Conversaba con un amigo y colega sobre el nuevo estigma mexicano. Referíamos cómo ahora se nos mira en el extranjero. Tan de mal manera que hasta el tal Donald Trump ese no nos baja de infectos, drogadictos y criminales. Para nada nos quiere Trump. Eso no es nuevo y lo sabíamos.
Pero si es de llamar la atención la nueva forma en que hará poco más de dos décadas nos miran nuestros vecinos latinoamericanos. De eso conversábamos mi amigo y yo.
Por décadas, México fue visto en la mayor parte si no es que en todos los países latinoamericanos como un modelo aspiracional. México había logrado avances en prácticamente todos los campos en el periodo que siguió a la también famosa e inspiradora revolución del 10.
Se llegó a hablar incluso del “milagro mexicano” porque en casi todas las áreas este país registraba avances. El país pasó de una etapa predominantemente rural a una acelerada industrialización y urbanización. La revolución dio sus frutos. El país se institucionalizó y los mexicanos podíamos sentirnos satisfechos del progreso. Con esfuerzo los mexicanos podían alcanzar metas básicas como una vivienda, empleo, educación de mejor calidad incluso que ahora, infraestructura y otras cosas más. La patria era más o menos solvente y daba a sus hijos más satisfacciones que penas.
Esto fue proyectado además en buena parte por el cine de la época de oro.
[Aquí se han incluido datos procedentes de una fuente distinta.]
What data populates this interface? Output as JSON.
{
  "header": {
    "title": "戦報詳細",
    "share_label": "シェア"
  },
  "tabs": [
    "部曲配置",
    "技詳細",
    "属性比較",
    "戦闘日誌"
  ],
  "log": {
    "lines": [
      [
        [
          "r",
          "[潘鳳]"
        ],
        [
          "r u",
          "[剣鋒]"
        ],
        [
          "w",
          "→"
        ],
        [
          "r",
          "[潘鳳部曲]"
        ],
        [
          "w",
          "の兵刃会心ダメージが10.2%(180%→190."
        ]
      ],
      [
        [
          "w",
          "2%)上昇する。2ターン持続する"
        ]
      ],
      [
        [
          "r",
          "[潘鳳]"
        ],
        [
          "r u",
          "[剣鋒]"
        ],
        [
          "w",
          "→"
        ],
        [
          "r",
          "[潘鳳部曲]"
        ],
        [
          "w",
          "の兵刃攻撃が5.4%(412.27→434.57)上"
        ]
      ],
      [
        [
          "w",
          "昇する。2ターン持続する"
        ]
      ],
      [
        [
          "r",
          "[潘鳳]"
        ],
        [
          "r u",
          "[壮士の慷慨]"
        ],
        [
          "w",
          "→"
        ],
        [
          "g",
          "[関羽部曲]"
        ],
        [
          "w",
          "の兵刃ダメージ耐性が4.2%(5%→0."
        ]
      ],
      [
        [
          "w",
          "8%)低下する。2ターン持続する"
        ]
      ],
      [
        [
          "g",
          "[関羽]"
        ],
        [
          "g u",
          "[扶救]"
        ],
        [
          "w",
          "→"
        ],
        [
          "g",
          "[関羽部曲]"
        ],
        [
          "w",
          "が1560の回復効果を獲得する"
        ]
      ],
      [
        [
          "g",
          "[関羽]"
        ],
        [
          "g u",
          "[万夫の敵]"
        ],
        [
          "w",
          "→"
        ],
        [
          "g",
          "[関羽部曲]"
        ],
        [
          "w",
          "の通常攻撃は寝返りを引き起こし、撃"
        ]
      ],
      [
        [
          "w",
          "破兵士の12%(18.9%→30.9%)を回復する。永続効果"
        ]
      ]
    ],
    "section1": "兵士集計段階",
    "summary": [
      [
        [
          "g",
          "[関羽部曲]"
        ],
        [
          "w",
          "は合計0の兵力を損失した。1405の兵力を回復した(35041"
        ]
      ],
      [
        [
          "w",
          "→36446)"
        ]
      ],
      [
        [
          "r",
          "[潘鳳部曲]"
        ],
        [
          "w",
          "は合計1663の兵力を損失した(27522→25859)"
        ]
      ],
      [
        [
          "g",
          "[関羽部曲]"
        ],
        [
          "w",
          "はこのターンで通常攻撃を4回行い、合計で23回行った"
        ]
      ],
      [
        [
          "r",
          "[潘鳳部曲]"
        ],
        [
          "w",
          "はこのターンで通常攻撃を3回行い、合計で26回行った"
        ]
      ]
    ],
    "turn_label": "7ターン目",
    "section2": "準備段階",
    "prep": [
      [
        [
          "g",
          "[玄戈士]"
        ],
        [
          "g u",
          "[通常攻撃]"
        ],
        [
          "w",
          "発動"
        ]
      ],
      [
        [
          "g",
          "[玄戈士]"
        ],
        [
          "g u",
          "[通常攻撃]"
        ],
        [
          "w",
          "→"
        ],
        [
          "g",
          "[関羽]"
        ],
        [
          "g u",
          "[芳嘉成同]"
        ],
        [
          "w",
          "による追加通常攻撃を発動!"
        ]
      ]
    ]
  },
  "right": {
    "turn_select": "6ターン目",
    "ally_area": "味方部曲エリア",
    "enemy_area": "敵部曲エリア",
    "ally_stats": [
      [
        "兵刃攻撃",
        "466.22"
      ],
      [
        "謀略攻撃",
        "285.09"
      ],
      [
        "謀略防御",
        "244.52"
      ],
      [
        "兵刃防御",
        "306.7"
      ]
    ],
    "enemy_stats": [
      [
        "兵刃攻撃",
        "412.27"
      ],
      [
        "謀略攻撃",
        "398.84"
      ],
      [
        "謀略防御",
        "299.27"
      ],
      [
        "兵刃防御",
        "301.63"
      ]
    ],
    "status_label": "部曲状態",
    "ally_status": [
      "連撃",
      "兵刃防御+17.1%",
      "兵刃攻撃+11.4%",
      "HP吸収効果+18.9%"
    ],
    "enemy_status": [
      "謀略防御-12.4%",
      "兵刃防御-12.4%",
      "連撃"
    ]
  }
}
México podía sentirse orgulloso de sus raíces, cultura y progreso. Salvo algunos episodios e insurrecciones pronto sofocadas, puede afirmarse que México vivía en un clima de relativa paz social. Y algo clave es que los mexicanos mantenían fe en el futuro de ellos y su descendencia.
Vino el movimiento del 68 como una clarinada de la descomposición en curso. Fue sofocada la rebelión estudiantil, obrera y popular. Los gobernantes pretendieron hacer saber que aquí no pasaba nada más allá de la acción de un grupúsculo comunistoide alentador de muchachos sanos e ingenuos.
Luis Echeverría avivó la leña con capítulos sobresalientes como una primera devaluación monetaria, evidencia de que la descomposición avanzaba. López Portillo terminó mal y llorando aun cuando se dijo el último presidente de la postrevolución mexicana.
De la Madrid, Salinas y Zedillo, por el PRI, configuraron un nuevo paradigma económico, que a la fecha se sigue “administrando”, aunque con déficits y peligros cada vez mayores, entre ellos la “gran reforma energetica”. El entreguismo presidencial se ha acelerado y profundizado.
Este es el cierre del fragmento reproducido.